The government provided in-kind support to an NGO-operated hotline for GBV, child abuse, and human trafficking; the hotline operated daily from 8:00 a.m. to 10:00 p.m. Authorities did not report identifying any trafficking victims from the hotline. With support from an international organization, the government contributed information to a centralized anti-trafficking database that collected national data on cases and victims identified and shared it with countries in the region. The Ministry of Labor, Industrial Relations, and Employment Creation employed an unknown number of labor and occupational health and safety inspectors responsible for enforcing laws against child labor; the government did not report identifying any victims during inspections. The law regulated recruitment agencies and banned employee-paid recruitment fees. The Ministry of Labor, Industrial Relations, and Employment Creation oversaw recruitment agency licensing and managed a database registering job seekers, coordinating overseas job placements, and monitoring employees’ arrival in their intended destinations. However, the government did not report identifying any victims or initiating any investigations into fraudulent recruitment for the second consecutive reporting period. The government did not make efforts to reduce the demand for commercial sex acts. The government provided pre-deployment training to its diplomatic corps on identifying, and appropriately referring to care, trafficking victims.

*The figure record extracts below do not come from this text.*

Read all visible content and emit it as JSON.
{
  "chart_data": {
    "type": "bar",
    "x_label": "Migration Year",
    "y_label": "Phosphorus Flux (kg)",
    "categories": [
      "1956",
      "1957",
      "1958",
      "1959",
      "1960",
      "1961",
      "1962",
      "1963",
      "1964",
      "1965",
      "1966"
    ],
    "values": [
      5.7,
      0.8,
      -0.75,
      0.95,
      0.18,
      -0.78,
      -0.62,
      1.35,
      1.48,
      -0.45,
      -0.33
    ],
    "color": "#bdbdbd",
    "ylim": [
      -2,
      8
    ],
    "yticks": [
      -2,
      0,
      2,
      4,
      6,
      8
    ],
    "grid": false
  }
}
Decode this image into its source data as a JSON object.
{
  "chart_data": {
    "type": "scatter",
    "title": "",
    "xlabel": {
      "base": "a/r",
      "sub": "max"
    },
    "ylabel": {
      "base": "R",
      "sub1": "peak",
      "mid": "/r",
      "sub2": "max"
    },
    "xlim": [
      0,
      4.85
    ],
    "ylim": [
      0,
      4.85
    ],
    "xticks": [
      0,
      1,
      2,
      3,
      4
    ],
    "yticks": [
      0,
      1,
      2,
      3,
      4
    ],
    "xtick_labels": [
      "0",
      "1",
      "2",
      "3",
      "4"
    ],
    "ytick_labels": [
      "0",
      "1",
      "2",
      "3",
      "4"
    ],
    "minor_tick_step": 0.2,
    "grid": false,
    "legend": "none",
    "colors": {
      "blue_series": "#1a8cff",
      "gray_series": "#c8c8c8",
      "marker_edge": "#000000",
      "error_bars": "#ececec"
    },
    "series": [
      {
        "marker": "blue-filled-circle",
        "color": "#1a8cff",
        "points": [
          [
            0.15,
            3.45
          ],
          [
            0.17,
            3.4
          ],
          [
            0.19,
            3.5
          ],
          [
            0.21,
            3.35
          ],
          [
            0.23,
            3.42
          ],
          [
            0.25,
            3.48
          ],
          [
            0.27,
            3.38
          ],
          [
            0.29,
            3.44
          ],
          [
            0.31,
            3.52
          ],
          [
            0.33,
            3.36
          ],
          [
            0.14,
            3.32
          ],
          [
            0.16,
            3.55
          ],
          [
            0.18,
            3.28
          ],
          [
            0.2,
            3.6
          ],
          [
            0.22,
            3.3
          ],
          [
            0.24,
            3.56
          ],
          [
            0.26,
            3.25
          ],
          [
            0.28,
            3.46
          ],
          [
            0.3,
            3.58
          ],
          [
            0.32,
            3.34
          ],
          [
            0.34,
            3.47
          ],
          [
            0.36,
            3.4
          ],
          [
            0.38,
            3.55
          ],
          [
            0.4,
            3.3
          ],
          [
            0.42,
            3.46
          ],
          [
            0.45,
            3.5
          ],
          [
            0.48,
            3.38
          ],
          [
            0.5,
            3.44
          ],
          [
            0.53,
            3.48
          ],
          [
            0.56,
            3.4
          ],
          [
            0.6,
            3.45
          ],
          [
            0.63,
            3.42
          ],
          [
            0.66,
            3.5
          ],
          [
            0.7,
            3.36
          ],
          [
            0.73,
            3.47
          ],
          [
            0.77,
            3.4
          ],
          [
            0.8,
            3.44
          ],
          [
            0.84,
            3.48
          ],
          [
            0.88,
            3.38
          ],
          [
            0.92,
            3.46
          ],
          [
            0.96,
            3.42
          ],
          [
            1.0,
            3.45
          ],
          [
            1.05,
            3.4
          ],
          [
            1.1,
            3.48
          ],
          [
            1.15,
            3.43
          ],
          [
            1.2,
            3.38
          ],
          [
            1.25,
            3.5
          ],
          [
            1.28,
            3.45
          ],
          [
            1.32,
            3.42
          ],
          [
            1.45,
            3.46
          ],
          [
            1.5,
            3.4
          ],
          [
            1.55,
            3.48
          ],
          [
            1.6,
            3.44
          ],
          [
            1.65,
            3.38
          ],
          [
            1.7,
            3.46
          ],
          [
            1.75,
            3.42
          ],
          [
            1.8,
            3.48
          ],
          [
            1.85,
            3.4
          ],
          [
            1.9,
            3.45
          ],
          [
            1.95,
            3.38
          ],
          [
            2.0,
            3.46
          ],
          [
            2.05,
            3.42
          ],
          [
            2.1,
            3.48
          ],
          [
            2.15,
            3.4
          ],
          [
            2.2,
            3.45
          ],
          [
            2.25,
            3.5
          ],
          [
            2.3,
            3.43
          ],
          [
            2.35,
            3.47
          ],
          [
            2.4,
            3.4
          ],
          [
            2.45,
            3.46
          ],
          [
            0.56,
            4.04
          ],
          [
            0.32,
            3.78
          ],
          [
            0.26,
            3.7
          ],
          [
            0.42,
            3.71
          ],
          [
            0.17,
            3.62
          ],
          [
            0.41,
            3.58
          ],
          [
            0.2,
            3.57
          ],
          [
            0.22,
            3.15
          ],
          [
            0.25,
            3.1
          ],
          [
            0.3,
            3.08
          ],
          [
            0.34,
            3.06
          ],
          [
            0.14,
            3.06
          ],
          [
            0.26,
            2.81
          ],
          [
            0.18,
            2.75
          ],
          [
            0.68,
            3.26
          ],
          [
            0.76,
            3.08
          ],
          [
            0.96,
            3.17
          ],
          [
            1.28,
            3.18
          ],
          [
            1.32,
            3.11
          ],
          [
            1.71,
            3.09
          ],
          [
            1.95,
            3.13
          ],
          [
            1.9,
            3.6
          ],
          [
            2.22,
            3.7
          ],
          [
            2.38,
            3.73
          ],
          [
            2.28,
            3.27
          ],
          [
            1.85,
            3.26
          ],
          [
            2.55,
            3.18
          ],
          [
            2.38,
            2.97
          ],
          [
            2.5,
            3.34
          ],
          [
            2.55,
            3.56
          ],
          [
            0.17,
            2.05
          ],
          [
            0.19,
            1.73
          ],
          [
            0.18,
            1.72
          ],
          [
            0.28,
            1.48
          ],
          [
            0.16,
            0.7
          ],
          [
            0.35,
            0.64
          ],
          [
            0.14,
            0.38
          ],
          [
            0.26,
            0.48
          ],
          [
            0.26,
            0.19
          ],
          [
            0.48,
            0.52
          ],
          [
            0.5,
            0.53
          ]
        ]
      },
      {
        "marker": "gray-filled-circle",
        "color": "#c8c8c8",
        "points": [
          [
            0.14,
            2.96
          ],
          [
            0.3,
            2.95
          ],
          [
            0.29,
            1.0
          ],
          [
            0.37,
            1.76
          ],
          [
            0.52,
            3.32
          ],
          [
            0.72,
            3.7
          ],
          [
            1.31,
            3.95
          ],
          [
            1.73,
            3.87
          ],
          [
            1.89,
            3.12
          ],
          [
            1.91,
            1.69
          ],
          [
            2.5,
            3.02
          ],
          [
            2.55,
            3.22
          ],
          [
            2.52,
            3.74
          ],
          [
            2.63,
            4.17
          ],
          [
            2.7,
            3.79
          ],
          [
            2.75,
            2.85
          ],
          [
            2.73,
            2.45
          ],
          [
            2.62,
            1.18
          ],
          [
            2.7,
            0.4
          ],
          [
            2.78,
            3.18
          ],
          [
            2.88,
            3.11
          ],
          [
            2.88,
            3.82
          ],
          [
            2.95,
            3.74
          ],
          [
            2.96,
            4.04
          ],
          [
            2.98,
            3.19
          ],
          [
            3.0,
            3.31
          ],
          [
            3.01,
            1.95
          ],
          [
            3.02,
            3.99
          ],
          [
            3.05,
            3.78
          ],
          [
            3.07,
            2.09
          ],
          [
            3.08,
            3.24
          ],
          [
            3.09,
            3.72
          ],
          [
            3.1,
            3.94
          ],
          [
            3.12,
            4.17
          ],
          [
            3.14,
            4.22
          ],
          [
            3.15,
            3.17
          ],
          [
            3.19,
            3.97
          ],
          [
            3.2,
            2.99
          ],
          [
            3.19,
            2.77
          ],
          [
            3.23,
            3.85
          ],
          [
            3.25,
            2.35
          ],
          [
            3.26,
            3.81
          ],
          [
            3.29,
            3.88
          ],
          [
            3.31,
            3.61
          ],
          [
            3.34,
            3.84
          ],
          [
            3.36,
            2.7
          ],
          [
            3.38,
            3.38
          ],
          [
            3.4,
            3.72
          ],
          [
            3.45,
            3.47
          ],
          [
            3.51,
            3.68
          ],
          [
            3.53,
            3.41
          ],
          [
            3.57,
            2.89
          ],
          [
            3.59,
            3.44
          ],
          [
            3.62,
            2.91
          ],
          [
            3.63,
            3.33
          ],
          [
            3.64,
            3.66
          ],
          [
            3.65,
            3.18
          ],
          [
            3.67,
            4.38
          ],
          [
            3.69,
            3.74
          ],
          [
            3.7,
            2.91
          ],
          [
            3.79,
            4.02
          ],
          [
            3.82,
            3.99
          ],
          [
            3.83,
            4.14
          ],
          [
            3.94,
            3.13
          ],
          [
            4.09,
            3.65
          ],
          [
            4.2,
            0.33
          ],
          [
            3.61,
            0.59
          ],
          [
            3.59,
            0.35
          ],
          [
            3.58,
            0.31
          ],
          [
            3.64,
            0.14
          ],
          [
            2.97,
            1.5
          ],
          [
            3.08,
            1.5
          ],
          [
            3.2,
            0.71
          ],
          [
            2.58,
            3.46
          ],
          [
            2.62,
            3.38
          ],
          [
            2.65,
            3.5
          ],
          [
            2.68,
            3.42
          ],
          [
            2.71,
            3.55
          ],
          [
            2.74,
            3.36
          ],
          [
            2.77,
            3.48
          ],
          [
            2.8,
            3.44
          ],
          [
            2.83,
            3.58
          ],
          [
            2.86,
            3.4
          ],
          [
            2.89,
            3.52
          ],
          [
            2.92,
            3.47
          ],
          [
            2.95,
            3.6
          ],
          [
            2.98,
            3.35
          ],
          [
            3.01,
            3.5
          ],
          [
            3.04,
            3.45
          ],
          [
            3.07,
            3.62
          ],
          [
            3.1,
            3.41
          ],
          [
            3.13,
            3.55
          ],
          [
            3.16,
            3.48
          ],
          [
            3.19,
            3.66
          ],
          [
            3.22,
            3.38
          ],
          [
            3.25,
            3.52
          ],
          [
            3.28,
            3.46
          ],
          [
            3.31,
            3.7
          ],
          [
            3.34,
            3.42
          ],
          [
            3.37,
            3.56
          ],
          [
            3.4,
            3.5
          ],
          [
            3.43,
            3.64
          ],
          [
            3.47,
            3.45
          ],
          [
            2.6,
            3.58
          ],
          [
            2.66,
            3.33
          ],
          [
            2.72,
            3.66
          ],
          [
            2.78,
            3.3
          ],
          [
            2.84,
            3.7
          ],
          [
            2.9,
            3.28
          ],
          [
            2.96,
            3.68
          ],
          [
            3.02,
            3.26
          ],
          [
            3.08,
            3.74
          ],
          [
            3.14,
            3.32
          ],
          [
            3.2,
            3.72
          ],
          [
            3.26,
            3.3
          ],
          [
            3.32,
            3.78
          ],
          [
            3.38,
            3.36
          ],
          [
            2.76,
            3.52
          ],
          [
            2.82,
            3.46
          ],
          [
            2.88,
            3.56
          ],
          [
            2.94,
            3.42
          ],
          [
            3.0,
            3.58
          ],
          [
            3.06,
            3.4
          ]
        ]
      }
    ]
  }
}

As reported over the past five years, human traffickers exploit domestic and foreign victims in Namibia, and traffickers exploit victims from Namibia abroad. Some victims are initially offered legitimate work by recruiters for adequate wages, but then traffickers subject them to forced labor in urban centers and on commercial farms. Traffickers subject Namibian children to sex trafficking and forced labor in agriculture, cattle herding, and domestic service. With the influx of more than 7,000 Angolan migrants fleeing severe drought and malnutrition in Southeastern Angola, Namibians increasingly employ Angolan children as domestic workers and cattle herders, who may be vulnerable to exploitation. Traffickers bring children from Angola and neighboring countries and subject them to sex trafficking and forced labor, particularly in agriculture, cattle herding, domestic servitude, street vending in Windhoek and other urban centers, and in the fishing industry. Zambian children migrate to work as cattle herders but may be subjected to forced labor. Namibians commonly house and care for children of distant relatives to provide expanded educational opportunities; however, in some instances, traffickers exploit these children in forced labor. Among Namibia’s ethnic groups, San and Zemba children are particularly vulnerable to forced labor on farms or in homes. Traffickers exploit individuals from Angola, Kenya, Zambia, Zimbabwe, and South Africa in sex trafficking and forced labor. An NGO noted an increase in exploitation of Namibians seeking economic opportunity abroad and an increase in labor trafficking of adult male victims in Namibia’s agricultural sector, in part due to the pandemic. Traffickers increasingly use social media to advertise false jobs and groom potential victims, in part due to pandemic movement restrictions. Cuban nationals working in Namibia on medical missions may have been forced to work by the Cuban government. Traffickers allegedly operate at the international airport.